In college, he attended all classes and
made copious notes. The notes earned him peer approval when he shared them with
those who missed the classes.
All his actions were governed by an intense
need to please everyone, seek approval, be accepted, included and appreciated.
He had a fear of being rejected or left alone.
He found it very difficult to say NO, as he
could not handle NO. He attempted to fulfil everyone’s request even at the cost
of his own happiness and priorities. He could not ask for help instead silently
hoping that others would guess what he wants and offer him that.
In professional life, he worked hard,
pursued excellence and was a do-gooder. He was reasonably popular but wanted
more. When his juniors failed, he would complete their job instead of holding
them accountable as he did not want to hurt their feelings.

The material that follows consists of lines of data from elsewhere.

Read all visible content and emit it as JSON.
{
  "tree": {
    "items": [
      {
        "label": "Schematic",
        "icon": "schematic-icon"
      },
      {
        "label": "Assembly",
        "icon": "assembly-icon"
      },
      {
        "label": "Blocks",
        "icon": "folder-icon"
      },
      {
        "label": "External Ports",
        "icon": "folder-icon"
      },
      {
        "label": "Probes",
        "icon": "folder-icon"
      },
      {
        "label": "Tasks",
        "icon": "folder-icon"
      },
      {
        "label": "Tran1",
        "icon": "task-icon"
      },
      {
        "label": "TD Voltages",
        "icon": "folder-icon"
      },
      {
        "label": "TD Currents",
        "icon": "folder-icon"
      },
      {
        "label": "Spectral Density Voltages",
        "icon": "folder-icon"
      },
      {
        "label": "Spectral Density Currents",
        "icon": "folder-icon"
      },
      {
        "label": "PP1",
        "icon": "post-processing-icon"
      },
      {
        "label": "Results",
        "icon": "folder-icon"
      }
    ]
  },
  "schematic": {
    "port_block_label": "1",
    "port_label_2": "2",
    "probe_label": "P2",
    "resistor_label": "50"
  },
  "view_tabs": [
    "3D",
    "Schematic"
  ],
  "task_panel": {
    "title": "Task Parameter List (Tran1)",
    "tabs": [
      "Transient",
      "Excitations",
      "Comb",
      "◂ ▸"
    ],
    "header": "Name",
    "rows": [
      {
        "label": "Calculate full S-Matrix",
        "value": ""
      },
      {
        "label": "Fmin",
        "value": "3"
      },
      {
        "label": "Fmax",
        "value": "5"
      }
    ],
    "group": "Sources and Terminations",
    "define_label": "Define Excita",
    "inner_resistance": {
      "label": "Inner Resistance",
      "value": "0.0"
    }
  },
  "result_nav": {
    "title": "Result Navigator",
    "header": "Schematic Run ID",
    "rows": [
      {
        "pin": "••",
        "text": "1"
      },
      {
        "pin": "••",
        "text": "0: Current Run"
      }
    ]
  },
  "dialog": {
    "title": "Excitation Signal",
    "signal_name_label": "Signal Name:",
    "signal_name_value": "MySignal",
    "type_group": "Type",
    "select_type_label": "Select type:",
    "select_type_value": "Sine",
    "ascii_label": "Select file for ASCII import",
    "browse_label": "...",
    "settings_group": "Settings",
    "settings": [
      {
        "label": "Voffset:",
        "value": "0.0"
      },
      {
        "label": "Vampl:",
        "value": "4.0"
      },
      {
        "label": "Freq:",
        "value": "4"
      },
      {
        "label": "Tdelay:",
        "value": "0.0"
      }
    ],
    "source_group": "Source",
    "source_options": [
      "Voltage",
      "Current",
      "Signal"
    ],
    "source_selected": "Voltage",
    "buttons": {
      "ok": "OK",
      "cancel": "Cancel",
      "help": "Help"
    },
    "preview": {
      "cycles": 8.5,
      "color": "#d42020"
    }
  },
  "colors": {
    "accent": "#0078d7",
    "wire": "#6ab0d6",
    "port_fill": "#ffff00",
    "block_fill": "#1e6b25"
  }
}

To please, appease or seek peace, he would
avoid all confrontations. Artificial harmony was given a preference over
constructive conflict. Whenever voices were raised in an argument around him,
he would consider it his responsibility to pour water over fire and restore
peace at the earliest.
In discussions, he would avoid stating
contrary opinions. When someone else stated an opinion matching with his own,
he would quickly second it. Else Girish would keep silent and later berate
himself “Why did I not speak up?”. Due to unexpressed disagreement, he would
remain resentful of his inability to assert and jealous of others who asserted
authority.
We call this behaviour style – Doormat
Giver (DG). Inability to say no, giving more than you get, sacrificing self,
not speaking up when you have a contrary opinion…
I can relate a lot to this behaviour as my
own life journey has been similar. In one of my business ventures I had 2
assertive partners. When they expressed their opinion, I would agree, despite
my internal disagreement.
I equated disagreement = hurting /
upsetting them = ruining the relationship
The company never grew since we were a
misaligned team with my superficial acceptance of my partners’ views. I blamed
it on them but when I look back, I feel my DG behaviour tantamounted to
sabotage. If my partners knew my internal disagreement, they would find another
rationale to convince me or an alternate approach to which all could agree. The
team counted on my agreement, while I internally checked out. I ended up
spoiling the very relationship which I was protecting by not speaking my mind.
It is critical for self or any team to tune
“Giver” behaviour from Doormat Giver to a Contributor who includes own needs.
Three ways to tune DG behaviour
1. Recognising that DG behaviour leads to burnout for self, diluted
ownership of others, being taken for granted, ultimately resentment and finally
failure of the project / relationship.
2. Shift focus outside self. Change the objective of the ‘Giving’
behaviour from ‘My inability to say no’ to ‘progress of the overall project’
3. Differentiate between requests & order. Request implies a choice
to say yes or no. Stop equating No to rejection. Choosing ‘NO’ (by either
party) is not a reflection of who you are or the quality of your relationship.